Seems students are being tested every time they take a seat in the classroom – annual Academic Performance tests, federal “yearly progress” tests, “Smarter Balanced” tests, SAT, ACT and advanced placement exams.
Those don’t count the constant assessing teachers do to make certain their students are keeping up. After grading all these tests, teachers are required to pass the students to the next grade. Or not.
Why is it that teachers are expected to make such judgments in nine months, but some education reformers feel administrators need 27 months to make similar decisions about teachers?
Touted as a way to give poor performing teachers more time to improve, Assembly Bill 1220 will extend the probationary period for all teachers from two school years to three. It has passed the Assembly (60-5) and goes before the Senate today.

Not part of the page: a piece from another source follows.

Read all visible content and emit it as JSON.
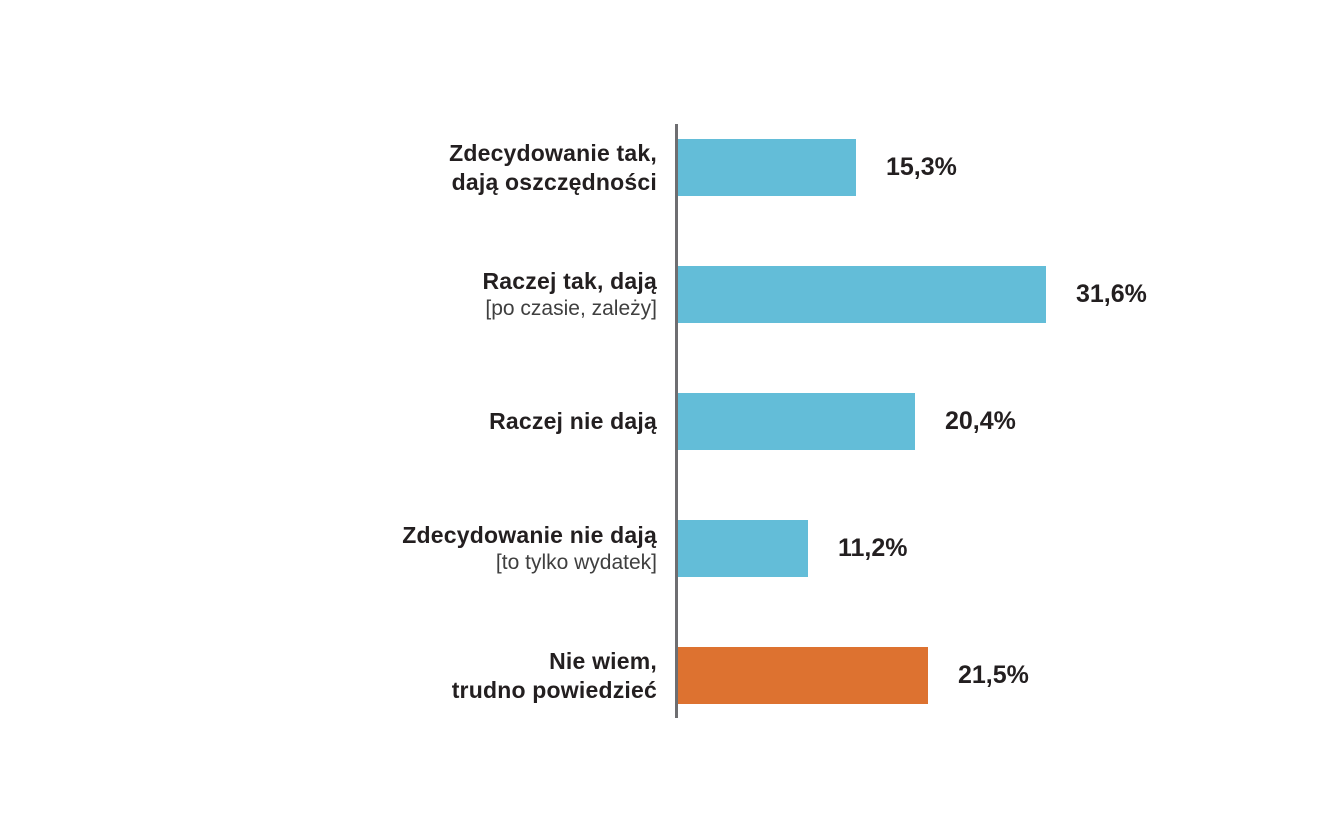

While we don’t doubt the sincerity of many who favor it, we think there’s a very different agenda tucked into this bill. AB1220 will delay granting the so-called tenure that some believe protects bad teachers. But there’s a subtext. A teacher who can be dismissed for almost any reason is a nervous teacher, and less likely to take part in union activities.
Rules to become “permanent” (not tenured) were created to protect teachers from administrators who could fire them for their fashion sense, for asking for a raise or because the superintendent’s nephew wanted the job.
Having “tenure” doesn’t mean bad teachers can’t be fired. Any teacher can be fired for poor performance, dishonesty, drug abuse or even being a communist. All “tenure” provides is the right to know why and to contest it.
“This is another example of trying to scapegoat teachers,” said Assemblyman Adam Gray, one of the five who voted against AB1220. He’s right.
To get a teaching credential requires four-and-a-half years of college then “student teaching” under the supervision of a “master” teacher for another half year. Once they’re on their own in the classroom it gets tougher. Good school administrators put them under even more intense scrutiny with regular classroom visits; they’re required to submit lesson plans, attend grade-level staff meetings and, of course, participate in parent-teacher conferences.
The scrutiny doesn’t end after “permanent” status is achieved, but observations are less frequent.
All this scrutiny isn’t meant to make teachers nervous, but to make certain they’re doing their jobs and doing them well. Seeing a failing teacher, a good administrator will take immediate steps to help them.
In private industry, good managers know soon enough when employees aren’t producing. Most try to bring an employee’s poor performance up to standards. But if they can’t, the employee is gone in six months – not 36. That’s why voters rejected Proposition 74, which would have extended teacher probation to 60 months, in 2005.
The Assembly’s analysis pointed out that enrollment in teacher credentialing programs has dropped 70 percent since 2006. Telling prospective teachers they won’t be secure in their job for three years isn’t enticing.
Bad teachers should not be teaching. But bad administrators – unwilling to adequately monitor teachers and demand improvement – shouldn’t be in charge. A good assistant principal will know all she or he needs to know about a teacher in 18 months. A bad principal won’t know any more in 27 months than he or she did in 18.
Gray calls AB1220 a “disconnect” with the real problems in public education. If you’re worried about performance, suggests Gray, pay teachers better. And don’t tell them it will take three years to get real job security.